Good afternoon,
We currently have some services configured via a Nagios plugin which graphs span loss on each ‘side’ (span) connected to the ROADM node. This is working great, but I noticed that we have one particular device in which graphs have not been updating after adding a new side to our ROADM node a few months ago. All graphing has now stopped for the service configured on that device. It appears that the RRD file is not actually updating. To start, here is the output of validate.php:
./validate.php
====================================
Component | Version
--------- | -------
LibreNMS | 22.3.0-10-gcc7345d54
DB Schema | 2022_02_03_164059_increase_auth_id_length (235)
PHP | 7.4.28
Python | 3.8.13
MySQL | 10.5.15-MariaDB-1:10.5.15+maria~bionic
RRDTool | 1.7.0
SNMP | 5.7.3
====================================
[OK] Composer Version: 2.2.9
[OK] Dependencies up-to-date.
[OK] Database connection successful
[OK] Database schema correct
I am able to replicate the service config for that device, which runs and updates the new RRD file as expected. The following is the debug output of the ./check-services.php command for the node in question: (Note, Service - 54 is the ‘old’ service, while Service - 74 is the ‘new’ service)
Nagios Service - 54
Request: '/usr/lib/nagios/plugins/check_ons_span_loss' '-H' '10.67.11.11'
Perf Data - DS: A, Value: 13.2, UOM:
Perf Data - DS: B, Value: 14.9, UOM:
Perf Data - DS: C, Value: 15.9, UOM:
Perf Data - DS: D, Value: 12.5, UOM:
Response: OK
Service DS: {
"A": "",
"B": "",
"C": "",
"D": ""
}
RRD[last 10.67.11.11/services-54.rrd --daemon unix:/var/run/rrdcached.sock]

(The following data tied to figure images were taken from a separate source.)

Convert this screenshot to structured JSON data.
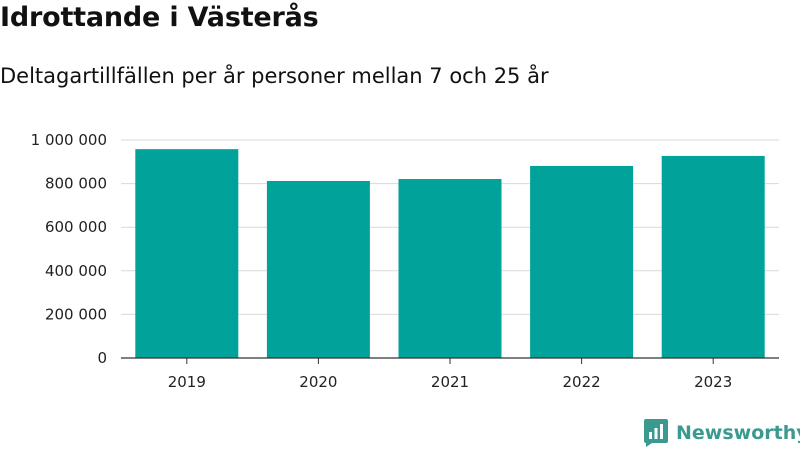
{
  "title": "Idrottande i Västerås",
  "subtitle": "Deltagartillfällen per år personer mellan 7 och 25 år",
  "brand": {
    "name": "Newsworthy",
    "icon": "newsworthy-logo-icon",
    "color": "#3a9a8f"
  },
  "colors": {
    "bar": "#00a29a",
    "grid": "#d9d9d9",
    "axis": "#333333"
  },
  "chart_data": {
    "type": "bar",
    "title": "Idrottande i Västerås",
    "subtitle": "Deltagartillfällen per år personer mellan 7 och 25 år",
    "categories": [
      "2019",
      "2020",
      "2021",
      "2022",
      "2023"
    ],
    "values": [
      958000,
      812000,
      821000,
      881000,
      927000
    ],
    "ylim": [
      0,
      1000000
    ],
    "yticks": [
      0,
      200000,
      400000,
      600000,
      800000,
      1000000
    ],
    "ytick_labels": [
      "0",
      "200 000",
      "400 000",
      "600 000",
      "800 000",
      "1 000 000"
    ],
    "xlabel": "",
    "ylabel": "",
    "grid": true,
    "legend": "none"
  }
}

RRD[update 10.67.11.11/services-54.rrd N:13.2:14.9:15.9:12.5 --daemon unix:/var/run/rrdcached.sock]
Nagios Service - 74
Request: '/usr/lib/nagios/plugins/check_ons_span_loss' '-H' '10.67.11.11'
Perf Data - DS: A, Value: 13.2, UOM:
Perf Data - DS: B, Value: 14.9, UOM:
Perf Data - DS: C, Value: 15.9, UOM:
Perf Data - DS: D, Value: 12.5, UOM:
Response: OK
Service DS: {
"A": "",
"B": "",
"C": "",
"D": ""
}
RRD[last 10.67.11.11/services-74.rrd --daemon unix:/var/run/rrdcached.sock]
RRD[update 10.67.11.11/services-74.rrd N:13.2:14.9:15.9:12.5 --daemon unix:/var/run/rrdcached.sock]
As you can see, both services run and appear to update the associated rrd file, but when I review the last changes to the RRD file, it does not appear to be making modifications:
-rw-rw-r-- 1 librenms librenms 510200 Mar 3 13:46 services-54.rrd
-rw-r--r-- 1 librenms librenms 679664 Mar 25 13:17 services-74.rrd
We had previously been graphing on sides A, B, and C, before adding side D, which is when the graphing stopped. While re-creating the service does appear to fix our issue, the point of this service addition is to have the ability to maintain historical graphing for each side. I’ll admit I’m fairly ignorant when it comes to the RRDtool, so I may just be missing something. Is it possible the service graphing stopped due to adding a new field, which is side ‘D’? I did notice that we’re having issues with RRDtune updating a few interfaces that are over 100G as well, so is it possible I have something misconfigured? If there is other command output that would be helpful, I would be happy to get it. Any help would be appreciated!